By placing the discussion of uncertainty management, a fundamental biological necessity, within the framework of information theory and self-organizing systems, our model helps to situate key psychological processes within a broader physical, conceptual, and evolutionary context. In equations, entropy is usually denoted by the letter S and has units of joules per kelvin (JK 1) or kgm 2 s 2 K 1. It is an extensive property of a thermodynamic system, which means its value changes depending on the amount of matter that is present. Four major tenets of EMU are proposed: (a) Uncertainty poses a critical adaptive challenge for any organism, so individuals are motivated to keep it at a manageable level (b) uncertainty emerges as a function of the conflict between competing perceptual and behavioral affordances (c) adopting clear goals and belief structures helps to constrain the experience of uncertainty by reducing the spread of competing affordances and (d) uncertainty is experienced subjectively as anxiety and is associated with activity in the anterior cingulate cortex and with heightened noradrenaline release. Entropy is the measure of the disorder of a system. We propose the entropy model of uncertainty (EMU), an integrative theoretical framework that applies the idea of entropy to the human information system to understand uncertainty-related anxiety.

The concept comes out of thermodynamics, which deals with the transfer of heat energy within a system. Self-organizing systems engage in a continual dialogue with the environment and must adapt themselves to changing circumstances to keep internal entropy at a manageable level. Entropy is defined as the quantitative measure of disorder or randomness in a system. Thus, the greater the disorderliness in an isolated system, the higher is the entropy. Hence, change in entropy does not differ with the nature of the processes either reversible or irreversible.

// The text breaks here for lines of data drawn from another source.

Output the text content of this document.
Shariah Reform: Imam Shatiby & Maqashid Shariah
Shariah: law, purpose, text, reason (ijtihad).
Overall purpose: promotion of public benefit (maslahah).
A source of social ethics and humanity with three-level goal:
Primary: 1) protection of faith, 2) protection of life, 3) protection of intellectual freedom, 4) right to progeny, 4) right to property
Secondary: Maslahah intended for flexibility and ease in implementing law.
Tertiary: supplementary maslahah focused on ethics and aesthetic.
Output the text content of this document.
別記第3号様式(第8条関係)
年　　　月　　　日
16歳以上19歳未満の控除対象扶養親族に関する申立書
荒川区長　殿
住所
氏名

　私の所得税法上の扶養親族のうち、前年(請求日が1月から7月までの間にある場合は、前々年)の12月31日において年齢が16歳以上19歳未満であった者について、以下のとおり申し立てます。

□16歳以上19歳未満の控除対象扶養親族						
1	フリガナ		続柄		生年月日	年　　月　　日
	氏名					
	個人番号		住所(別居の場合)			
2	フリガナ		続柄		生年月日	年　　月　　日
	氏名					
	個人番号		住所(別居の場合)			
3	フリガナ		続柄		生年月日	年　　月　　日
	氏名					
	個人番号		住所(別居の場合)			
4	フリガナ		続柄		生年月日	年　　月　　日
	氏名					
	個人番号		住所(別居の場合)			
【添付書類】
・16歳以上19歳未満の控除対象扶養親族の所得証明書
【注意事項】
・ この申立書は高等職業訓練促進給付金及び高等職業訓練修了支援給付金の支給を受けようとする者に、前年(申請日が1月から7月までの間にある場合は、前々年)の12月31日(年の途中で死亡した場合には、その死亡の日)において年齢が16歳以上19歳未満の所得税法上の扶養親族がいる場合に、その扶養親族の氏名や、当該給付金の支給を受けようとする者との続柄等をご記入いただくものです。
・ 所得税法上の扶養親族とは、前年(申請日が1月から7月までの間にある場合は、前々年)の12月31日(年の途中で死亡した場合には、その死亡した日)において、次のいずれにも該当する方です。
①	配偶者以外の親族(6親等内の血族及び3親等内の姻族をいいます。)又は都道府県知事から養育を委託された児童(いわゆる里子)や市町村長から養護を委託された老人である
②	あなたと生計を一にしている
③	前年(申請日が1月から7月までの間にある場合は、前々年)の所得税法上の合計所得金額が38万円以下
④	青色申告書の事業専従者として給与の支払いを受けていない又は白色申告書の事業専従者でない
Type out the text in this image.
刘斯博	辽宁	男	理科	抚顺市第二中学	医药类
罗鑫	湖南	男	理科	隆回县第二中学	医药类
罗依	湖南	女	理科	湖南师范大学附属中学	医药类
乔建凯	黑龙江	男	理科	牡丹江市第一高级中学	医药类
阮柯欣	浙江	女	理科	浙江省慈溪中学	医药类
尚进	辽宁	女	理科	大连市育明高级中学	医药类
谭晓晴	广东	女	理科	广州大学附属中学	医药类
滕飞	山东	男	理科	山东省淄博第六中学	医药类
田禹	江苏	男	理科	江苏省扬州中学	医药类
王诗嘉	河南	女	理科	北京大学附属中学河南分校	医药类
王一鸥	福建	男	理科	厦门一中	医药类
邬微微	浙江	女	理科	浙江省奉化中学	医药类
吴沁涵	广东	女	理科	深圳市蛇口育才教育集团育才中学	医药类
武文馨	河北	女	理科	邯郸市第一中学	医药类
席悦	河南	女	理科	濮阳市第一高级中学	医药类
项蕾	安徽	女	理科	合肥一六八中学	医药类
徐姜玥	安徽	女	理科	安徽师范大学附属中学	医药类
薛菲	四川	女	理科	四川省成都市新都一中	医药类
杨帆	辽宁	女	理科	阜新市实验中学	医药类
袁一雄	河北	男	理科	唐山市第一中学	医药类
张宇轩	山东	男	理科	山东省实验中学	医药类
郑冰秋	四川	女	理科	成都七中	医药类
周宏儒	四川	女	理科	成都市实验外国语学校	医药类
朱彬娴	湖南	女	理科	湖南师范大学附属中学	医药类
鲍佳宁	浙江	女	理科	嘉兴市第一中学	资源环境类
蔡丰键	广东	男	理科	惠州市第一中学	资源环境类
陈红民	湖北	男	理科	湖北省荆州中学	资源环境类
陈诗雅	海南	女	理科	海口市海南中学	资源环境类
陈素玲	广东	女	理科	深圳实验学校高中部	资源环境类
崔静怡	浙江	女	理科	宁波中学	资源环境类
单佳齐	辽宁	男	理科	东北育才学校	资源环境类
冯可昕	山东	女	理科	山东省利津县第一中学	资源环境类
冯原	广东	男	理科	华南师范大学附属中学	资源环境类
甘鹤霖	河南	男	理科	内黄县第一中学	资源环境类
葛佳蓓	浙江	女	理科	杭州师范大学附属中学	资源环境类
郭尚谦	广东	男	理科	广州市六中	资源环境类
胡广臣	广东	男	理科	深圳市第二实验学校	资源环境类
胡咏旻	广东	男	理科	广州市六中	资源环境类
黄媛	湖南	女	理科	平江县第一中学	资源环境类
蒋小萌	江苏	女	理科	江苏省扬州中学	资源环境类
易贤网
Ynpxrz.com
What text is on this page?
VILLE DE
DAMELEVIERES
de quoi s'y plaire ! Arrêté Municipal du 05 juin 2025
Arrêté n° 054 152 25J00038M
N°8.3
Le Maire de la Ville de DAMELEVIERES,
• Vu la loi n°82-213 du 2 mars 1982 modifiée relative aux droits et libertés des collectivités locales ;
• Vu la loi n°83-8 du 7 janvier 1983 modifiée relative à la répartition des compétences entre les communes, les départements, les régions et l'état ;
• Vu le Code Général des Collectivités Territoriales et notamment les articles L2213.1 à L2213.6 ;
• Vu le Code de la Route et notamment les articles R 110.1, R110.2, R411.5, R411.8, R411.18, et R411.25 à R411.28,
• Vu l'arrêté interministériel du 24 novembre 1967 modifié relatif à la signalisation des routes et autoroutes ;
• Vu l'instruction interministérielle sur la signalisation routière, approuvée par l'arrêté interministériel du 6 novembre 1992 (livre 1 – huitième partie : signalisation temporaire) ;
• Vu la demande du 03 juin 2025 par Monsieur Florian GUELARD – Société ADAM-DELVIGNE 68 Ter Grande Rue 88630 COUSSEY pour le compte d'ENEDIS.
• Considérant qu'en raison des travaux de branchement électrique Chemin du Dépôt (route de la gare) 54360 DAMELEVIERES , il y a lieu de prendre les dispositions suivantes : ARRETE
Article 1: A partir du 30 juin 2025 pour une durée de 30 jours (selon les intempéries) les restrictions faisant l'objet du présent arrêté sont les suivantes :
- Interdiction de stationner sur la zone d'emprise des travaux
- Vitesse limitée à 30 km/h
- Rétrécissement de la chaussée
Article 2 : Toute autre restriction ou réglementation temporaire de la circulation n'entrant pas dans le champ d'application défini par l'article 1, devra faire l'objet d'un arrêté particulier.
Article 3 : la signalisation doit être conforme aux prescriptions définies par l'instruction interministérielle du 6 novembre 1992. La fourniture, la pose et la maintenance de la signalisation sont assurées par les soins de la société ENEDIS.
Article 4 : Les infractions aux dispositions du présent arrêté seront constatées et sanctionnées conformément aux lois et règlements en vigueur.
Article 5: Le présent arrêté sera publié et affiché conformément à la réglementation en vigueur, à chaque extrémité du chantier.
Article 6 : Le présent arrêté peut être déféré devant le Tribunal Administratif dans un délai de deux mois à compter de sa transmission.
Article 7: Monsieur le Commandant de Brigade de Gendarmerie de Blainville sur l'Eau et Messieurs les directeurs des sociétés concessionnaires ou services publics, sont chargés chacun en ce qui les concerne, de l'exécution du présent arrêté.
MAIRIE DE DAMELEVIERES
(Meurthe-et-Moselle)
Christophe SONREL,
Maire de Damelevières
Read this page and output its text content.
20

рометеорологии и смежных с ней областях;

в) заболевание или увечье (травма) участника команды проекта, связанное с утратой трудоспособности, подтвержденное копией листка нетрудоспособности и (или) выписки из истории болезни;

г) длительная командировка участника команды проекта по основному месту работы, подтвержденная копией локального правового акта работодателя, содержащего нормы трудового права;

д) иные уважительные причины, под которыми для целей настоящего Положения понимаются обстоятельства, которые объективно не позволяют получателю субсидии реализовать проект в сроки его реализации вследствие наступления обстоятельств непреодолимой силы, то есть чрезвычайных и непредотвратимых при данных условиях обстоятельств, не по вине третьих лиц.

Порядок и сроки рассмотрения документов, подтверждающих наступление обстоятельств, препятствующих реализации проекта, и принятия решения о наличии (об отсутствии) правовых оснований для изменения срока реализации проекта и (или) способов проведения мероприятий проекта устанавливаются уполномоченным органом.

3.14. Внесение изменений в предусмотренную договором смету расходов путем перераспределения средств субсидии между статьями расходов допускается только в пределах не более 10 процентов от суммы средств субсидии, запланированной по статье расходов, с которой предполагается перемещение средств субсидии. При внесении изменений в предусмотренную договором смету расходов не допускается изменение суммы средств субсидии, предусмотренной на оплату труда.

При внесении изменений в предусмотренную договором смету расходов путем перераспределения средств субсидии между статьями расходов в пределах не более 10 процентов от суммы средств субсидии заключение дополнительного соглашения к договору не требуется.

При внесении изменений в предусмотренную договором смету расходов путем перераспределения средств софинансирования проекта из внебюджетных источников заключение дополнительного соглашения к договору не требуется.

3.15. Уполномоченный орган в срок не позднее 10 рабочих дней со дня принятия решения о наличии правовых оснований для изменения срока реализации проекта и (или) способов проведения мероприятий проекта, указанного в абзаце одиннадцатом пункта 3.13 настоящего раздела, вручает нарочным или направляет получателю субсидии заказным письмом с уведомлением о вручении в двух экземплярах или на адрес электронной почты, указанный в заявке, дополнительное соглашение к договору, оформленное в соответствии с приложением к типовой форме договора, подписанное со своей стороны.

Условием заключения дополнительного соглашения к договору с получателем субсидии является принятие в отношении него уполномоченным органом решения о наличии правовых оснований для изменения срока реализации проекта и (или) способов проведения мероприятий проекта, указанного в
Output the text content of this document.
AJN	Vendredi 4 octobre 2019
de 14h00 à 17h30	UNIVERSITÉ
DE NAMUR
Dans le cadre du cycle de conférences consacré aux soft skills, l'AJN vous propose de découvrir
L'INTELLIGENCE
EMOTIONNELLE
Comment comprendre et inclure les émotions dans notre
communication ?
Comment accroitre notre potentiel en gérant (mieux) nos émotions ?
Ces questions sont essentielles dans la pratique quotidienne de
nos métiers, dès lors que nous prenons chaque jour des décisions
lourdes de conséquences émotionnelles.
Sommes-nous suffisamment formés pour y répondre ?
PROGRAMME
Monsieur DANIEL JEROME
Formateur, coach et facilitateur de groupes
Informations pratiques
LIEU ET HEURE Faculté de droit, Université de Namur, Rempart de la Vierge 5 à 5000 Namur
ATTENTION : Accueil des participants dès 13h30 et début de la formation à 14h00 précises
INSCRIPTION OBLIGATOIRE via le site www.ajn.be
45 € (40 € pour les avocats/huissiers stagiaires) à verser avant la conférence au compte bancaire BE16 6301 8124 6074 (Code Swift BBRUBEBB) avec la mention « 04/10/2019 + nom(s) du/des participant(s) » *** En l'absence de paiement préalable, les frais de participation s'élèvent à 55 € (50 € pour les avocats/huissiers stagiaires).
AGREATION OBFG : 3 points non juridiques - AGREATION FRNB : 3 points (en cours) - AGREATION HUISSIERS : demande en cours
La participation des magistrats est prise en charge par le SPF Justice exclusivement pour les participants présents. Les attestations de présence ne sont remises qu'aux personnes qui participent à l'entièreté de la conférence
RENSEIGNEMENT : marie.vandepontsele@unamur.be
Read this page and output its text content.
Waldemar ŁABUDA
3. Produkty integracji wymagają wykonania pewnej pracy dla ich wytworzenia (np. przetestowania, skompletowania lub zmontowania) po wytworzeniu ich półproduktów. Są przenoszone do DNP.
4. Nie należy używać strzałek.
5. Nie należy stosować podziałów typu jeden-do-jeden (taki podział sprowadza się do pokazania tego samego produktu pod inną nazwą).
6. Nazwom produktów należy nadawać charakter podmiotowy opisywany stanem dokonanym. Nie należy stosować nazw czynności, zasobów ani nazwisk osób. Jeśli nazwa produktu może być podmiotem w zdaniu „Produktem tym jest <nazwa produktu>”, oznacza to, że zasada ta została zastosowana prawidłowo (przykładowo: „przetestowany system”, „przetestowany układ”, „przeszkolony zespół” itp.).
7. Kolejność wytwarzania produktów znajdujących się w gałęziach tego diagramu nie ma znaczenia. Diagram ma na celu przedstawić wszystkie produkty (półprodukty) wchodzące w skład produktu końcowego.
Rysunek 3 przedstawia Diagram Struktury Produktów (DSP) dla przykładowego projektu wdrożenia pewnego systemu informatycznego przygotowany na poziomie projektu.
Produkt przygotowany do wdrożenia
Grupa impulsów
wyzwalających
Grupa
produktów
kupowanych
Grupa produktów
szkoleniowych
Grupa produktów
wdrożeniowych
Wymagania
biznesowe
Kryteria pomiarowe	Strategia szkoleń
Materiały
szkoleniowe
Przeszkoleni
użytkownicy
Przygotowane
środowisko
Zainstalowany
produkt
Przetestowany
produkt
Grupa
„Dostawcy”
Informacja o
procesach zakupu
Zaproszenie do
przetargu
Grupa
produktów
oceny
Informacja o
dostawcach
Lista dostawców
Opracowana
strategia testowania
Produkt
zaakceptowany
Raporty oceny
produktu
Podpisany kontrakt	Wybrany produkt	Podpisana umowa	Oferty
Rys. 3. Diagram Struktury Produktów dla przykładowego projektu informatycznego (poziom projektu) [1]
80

It is a part of his collection Slow Learner, and was originally published in the Kenyon Review in 1960, while Pynchon was still an undergraduate.In his introduction to the collection, Pynchon refers to Entropy as the work of a beginning writer (12). Entropy, a concept derived from thermodynamics and information theory, describes the amount of uncertainty and disorder within a system. Since entropy is a state function, the entropy change of a system depends only on initial and final state irrespective of the path taken. Summary: Entropy Entropy is a short story by Thomas Pynchon.